Mannheim. Anderthalb Liter Cola für 50, Joghurt für 20 und ein großes Müsli für 80 Cent. Um günstig einzukaufen, können Bedürftige die Tafel Mannheim besuchen. Am vergangenen Dienstag ist im Tafelladen auf dem Waldhof nicht viel los. Aber das ist in gewisser Weise so gewollt. Denn nur Seniorinnen und Senioren ab 60 Jahren dürfen dienstags im Laden einkaufen.

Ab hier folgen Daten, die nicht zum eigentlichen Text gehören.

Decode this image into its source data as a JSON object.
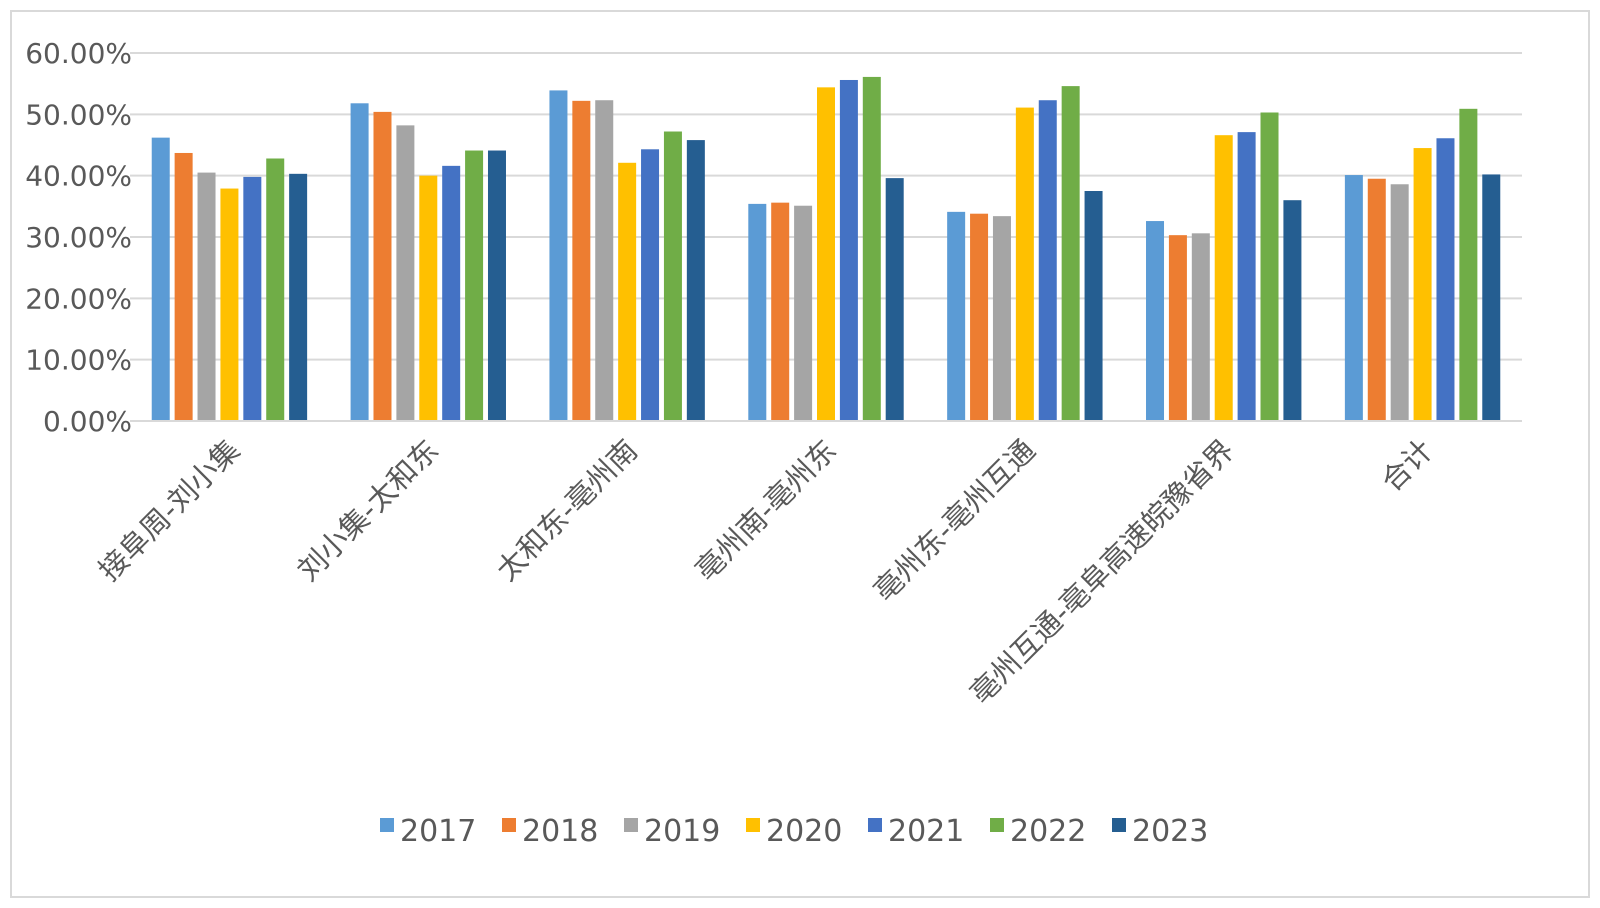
{
  "chart_data": {
    "type": "bar",
    "categories": [
      "接阜周-刘小集",
      "刘小集-太和东",
      "太和东-亳州南",
      "亳州南-亳州东",
      "亳州东-亳州互通",
      "亳州互通-亳阜高速皖豫省界",
      "合计"
    ],
    "series": [
      {
        "name": "2017",
        "color": "#5b9bd5",
        "values": [
          46.2,
          51.8,
          53.9,
          35.4,
          34.1,
          32.6,
          40.1
        ]
      },
      {
        "name": "2018",
        "color": "#ed7d31",
        "values": [
          43.7,
          50.4,
          52.2,
          35.6,
          33.8,
          30.3,
          39.5
        ]
      },
      {
        "name": "2019",
        "color": "#a5a5a5",
        "values": [
          40.5,
          48.2,
          52.3,
          35.1,
          33.4,
          30.6,
          38.6
        ]
      },
      {
        "name": "2020",
        "color": "#ffc000",
        "values": [
          37.9,
          40.0,
          42.1,
          54.4,
          51.1,
          46.6,
          44.5
        ]
      },
      {
        "name": "2021",
        "color": "#4472c4",
        "values": [
          39.8,
          41.6,
          44.3,
          55.6,
          52.3,
          47.1,
          46.1
        ]
      },
      {
        "name": "2022",
        "color": "#70ad47",
        "values": [
          42.8,
          44.1,
          47.2,
          56.1,
          54.6,
          50.3,
          50.9
        ]
      },
      {
        "name": "2023",
        "color": "#255e91",
        "values": [
          40.3,
          44.1,
          45.8,
          39.6,
          37.5,
          36.0,
          40.2
        ]
      }
    ],
    "y_ticks": [
      "0.00%",
      "10.00%",
      "20.00%",
      "30.00%",
      "40.00%",
      "50.00%",
      "60.00%"
    ],
    "ylim": [
      0,
      60
    ],
    "unit": "%",
    "grid": true,
    "legend_position": "bottom",
    "title": "",
    "xlabel": "",
    "ylabel": ""
  }
}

Die Tafel Mannheim in Trägerschaft des Deutschen Roten Kreuzes (DRK) Mannheim hat das Projekt „Seniorentafel 60+“ ins Leben gerufen. Gestartet ist es auf dem Waldhof am 4. März. Hier können bedürftige Senioren ab sofort jeden Dienstag von 10 bis 15 Uhr ungestört stöbern.

Auch an einem zweiten Standort in Mannheim wird das Projekt umgesetzt: Am Donnerstag, 6. März, öffnet auch im Laden auf der Rheinau die Seniorentafel. Immer donnerstags von 12.30 bis 14 Uhr können dort bedürftige Menschen ab 60 Jahren Lebensmittel und Dinge des täglichen Bedarfs besorgen.

Im Sortiment des Tafelladens auf dem Mannheimer Waldhof sind unter anderem Gemüse, Getränke, Hygieneartikel und Kleidung. © Alena Kuhn

Im dritten Mannheimer Tafelladen, in der Neckarstadt, gibt es ein solches Angebot nicht, da die Einrichtung schon fünf Tage in der Woche geöffnet hat und das DRK die Öffnungszeiten für alle Bedürftigen nicht verringern will. Auf dem Waldhof und der Rheinau haben die Tafelläden nun an den bestimmten Tagen zusätzlich offen.

Warum gibt es in Mannheim eine Seniorentafel?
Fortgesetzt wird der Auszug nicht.